I was stalling, I still hadn't called Demi and I guess I was subconsciously bringing up all these childhood memories so that if I did finally get the balls to call Demi, she wouldn't answer because she would be asleep or something. I looked down at the phone in my hand, I was already on the phone app and Demi's name was still at the top of my recent calls. I held my finger over her name for the longest time. I can't do it.

Just at that moment, I started to fall backwards. With so much attention on my phone I forgot that if I didn't hold on, I would fall backwards. Well nearly, I managed to catch myself just in time. In this moment of near death though, I had accidentally called Demi. I was about to hang up but I realised that if I did she would have a missed call from me and she'll call me a heap until she got me to answer. So I held the phone up to my ear and waited for her to answer.

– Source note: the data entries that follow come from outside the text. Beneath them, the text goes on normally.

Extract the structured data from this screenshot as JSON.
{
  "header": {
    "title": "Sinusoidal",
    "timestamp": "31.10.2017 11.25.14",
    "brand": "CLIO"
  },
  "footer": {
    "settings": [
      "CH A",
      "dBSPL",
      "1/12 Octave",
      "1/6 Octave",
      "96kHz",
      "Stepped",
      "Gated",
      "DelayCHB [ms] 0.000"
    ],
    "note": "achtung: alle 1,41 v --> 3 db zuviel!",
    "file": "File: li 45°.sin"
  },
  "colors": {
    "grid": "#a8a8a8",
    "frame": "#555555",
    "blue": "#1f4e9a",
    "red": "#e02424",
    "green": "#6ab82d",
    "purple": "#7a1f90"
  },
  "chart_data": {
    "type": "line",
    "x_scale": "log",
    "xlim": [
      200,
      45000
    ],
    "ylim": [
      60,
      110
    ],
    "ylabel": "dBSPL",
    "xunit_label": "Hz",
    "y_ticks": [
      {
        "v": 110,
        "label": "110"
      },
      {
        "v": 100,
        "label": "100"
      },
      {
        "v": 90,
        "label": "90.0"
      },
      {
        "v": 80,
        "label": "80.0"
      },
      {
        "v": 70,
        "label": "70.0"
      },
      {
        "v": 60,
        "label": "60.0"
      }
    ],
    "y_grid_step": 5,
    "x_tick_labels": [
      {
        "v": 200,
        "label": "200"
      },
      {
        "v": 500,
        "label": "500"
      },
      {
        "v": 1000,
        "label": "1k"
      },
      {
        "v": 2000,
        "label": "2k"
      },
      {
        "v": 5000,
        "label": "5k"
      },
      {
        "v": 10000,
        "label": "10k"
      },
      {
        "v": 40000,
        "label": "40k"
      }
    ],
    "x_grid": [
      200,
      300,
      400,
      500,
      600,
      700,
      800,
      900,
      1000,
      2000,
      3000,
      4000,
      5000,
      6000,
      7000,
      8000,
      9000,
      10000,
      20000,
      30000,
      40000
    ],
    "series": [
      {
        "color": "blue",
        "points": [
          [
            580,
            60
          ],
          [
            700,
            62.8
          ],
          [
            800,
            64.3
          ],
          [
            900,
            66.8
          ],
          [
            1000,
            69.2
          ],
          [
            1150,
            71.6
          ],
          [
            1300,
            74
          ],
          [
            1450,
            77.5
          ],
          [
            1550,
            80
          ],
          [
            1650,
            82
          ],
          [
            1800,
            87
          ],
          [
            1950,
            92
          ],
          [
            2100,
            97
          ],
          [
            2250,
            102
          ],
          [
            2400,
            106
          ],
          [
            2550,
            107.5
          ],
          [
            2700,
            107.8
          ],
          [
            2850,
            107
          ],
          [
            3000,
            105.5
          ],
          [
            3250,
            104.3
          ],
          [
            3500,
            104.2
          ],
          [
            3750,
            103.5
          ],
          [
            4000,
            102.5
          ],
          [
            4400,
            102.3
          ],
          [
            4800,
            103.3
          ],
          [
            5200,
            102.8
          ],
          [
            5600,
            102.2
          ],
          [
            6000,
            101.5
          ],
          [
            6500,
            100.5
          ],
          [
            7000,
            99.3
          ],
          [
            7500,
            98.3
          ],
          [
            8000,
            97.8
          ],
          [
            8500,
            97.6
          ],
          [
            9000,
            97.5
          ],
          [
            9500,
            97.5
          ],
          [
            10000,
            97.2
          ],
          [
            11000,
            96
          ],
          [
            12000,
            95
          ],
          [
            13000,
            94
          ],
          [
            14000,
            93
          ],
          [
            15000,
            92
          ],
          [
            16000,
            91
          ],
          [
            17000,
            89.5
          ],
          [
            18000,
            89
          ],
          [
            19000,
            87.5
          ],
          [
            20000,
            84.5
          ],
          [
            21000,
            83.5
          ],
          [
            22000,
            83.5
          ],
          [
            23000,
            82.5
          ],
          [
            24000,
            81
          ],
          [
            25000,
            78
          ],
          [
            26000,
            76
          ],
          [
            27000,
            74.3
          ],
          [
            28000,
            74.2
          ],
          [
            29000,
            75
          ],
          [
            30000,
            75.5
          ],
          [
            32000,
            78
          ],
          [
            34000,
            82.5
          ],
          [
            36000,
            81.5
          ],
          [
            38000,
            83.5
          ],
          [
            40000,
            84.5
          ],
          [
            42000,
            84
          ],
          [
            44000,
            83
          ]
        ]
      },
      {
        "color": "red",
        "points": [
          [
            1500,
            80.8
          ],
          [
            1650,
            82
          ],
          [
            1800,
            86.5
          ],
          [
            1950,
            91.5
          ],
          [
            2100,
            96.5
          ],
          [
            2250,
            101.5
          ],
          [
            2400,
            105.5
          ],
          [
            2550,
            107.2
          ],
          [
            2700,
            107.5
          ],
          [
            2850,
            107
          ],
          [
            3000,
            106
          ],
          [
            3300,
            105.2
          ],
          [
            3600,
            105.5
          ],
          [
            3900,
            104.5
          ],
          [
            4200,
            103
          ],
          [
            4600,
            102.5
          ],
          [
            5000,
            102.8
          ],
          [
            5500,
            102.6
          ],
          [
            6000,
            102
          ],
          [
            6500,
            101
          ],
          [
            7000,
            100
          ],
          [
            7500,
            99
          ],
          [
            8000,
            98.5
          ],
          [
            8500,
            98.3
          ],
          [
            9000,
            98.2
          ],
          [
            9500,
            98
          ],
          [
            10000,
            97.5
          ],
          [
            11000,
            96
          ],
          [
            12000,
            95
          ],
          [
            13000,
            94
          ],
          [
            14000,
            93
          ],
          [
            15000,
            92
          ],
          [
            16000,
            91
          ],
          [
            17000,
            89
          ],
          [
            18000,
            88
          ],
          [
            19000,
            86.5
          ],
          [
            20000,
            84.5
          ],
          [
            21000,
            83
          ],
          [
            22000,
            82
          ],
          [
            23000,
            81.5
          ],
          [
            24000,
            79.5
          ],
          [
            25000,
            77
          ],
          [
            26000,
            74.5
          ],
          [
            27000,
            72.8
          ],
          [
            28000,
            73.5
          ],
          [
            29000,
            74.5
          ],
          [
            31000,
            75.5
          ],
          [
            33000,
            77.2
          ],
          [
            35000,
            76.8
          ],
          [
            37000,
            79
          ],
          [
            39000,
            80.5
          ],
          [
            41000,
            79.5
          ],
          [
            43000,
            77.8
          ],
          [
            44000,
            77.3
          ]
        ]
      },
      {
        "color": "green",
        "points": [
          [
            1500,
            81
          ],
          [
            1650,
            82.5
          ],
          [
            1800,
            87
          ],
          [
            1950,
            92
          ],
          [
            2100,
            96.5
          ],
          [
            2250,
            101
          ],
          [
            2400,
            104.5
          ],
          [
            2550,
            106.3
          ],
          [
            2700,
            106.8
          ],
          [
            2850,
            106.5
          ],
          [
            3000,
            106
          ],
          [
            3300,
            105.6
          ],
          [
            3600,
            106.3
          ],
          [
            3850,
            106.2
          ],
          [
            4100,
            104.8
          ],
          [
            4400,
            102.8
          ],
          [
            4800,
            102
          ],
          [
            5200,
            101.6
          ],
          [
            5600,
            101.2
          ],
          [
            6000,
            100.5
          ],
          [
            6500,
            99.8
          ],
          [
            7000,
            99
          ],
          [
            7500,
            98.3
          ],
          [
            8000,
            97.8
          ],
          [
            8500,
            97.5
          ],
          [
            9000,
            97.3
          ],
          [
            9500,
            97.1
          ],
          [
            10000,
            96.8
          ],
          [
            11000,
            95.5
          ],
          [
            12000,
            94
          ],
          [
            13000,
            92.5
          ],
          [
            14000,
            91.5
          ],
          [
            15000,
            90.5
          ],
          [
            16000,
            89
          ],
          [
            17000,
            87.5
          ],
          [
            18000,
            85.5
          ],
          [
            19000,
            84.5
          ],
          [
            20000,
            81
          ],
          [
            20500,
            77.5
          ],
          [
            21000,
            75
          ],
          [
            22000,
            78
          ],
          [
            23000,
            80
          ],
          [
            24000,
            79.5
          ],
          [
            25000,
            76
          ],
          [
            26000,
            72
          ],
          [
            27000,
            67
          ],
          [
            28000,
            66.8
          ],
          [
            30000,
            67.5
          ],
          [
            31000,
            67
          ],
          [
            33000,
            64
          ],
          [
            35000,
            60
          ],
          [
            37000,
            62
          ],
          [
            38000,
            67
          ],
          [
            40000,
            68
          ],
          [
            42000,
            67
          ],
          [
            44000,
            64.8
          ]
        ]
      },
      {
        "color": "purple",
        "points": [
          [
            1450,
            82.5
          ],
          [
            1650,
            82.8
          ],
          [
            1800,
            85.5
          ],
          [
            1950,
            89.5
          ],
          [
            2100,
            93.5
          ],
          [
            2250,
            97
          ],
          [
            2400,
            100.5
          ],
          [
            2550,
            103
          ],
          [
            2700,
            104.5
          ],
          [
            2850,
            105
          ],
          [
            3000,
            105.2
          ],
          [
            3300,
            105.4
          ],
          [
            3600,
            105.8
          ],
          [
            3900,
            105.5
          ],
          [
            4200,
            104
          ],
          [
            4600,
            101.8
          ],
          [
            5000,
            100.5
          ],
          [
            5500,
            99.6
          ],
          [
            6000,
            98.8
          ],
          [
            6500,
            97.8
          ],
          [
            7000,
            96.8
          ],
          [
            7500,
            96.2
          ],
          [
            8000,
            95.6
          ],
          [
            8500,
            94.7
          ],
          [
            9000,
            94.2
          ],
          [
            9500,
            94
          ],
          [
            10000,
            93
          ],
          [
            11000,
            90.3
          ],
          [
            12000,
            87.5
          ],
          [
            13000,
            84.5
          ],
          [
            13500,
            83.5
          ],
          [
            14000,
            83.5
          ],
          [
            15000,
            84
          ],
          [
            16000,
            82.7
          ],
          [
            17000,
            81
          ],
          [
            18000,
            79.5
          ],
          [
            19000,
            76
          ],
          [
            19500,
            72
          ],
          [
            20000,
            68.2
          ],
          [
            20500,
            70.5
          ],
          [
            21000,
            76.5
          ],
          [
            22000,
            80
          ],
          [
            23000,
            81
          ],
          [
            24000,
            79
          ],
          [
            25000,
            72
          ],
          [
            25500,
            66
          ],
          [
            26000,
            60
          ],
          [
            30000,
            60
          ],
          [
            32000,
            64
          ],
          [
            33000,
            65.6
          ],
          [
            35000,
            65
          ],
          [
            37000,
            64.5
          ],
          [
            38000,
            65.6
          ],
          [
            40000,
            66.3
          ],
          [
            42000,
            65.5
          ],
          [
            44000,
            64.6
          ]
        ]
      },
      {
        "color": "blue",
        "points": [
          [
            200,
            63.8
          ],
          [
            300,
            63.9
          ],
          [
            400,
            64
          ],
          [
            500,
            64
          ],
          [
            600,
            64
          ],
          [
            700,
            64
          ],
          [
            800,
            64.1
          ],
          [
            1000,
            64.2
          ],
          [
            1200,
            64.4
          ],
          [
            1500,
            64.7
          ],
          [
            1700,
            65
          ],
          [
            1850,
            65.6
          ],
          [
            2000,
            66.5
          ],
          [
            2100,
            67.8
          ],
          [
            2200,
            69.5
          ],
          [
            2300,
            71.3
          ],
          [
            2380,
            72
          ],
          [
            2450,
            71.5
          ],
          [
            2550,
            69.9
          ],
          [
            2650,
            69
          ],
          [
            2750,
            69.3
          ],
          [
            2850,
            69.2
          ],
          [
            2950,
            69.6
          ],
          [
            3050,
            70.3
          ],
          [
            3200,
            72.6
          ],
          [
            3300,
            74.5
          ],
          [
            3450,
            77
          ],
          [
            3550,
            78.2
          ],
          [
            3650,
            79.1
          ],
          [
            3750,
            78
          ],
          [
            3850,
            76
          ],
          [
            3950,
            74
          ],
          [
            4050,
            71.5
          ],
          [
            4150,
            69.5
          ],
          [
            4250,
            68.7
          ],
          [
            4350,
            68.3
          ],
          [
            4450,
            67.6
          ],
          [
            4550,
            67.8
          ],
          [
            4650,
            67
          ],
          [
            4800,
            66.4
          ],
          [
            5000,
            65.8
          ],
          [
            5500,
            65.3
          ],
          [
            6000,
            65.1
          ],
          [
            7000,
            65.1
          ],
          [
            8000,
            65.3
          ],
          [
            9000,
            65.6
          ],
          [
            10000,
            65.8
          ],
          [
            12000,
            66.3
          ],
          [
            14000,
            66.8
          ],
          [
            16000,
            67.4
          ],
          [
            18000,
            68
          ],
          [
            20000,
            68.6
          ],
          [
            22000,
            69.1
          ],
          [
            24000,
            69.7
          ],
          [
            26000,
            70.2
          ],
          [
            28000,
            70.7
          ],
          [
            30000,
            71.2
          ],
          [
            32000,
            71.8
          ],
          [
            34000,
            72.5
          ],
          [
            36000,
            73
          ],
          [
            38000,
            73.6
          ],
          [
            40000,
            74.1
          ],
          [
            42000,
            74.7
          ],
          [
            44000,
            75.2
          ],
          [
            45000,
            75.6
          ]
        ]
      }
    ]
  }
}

With every time the phone rang, my reason for calling became less clear. As my apologetic state diminished, the anger within me was growing.

When the phone rang out and I got Demi's voice mail I was going to just hang up, but I was just so mad, so I lashed out.

"Fuck you! I never want to talk to you ever again. Don't call me." I left a rather harsh voicemail considering that I wasn't really mad at her, I was mad at myself. But the more I think about it, I don't think I was even mad at all. Just hurt and sad.

I quickly got off the swing and rushed inside and up to my room. I flopped down on my bed and sighed. I just stared up at the ceiling. Do you ever lay really still and try and catch yourself with a blank mind? Because that's what I did. I tried to empty my mind and catch myself not thinking about anything. Usually, I can empty my mind pretty well, it helps me to calm down sometimes. But for some reason, I just couldn't do it and the frustration got to me. I grabbed my pillow, pushed it onto my face and screamed. I just screamed until I couldn't because I had no breath left.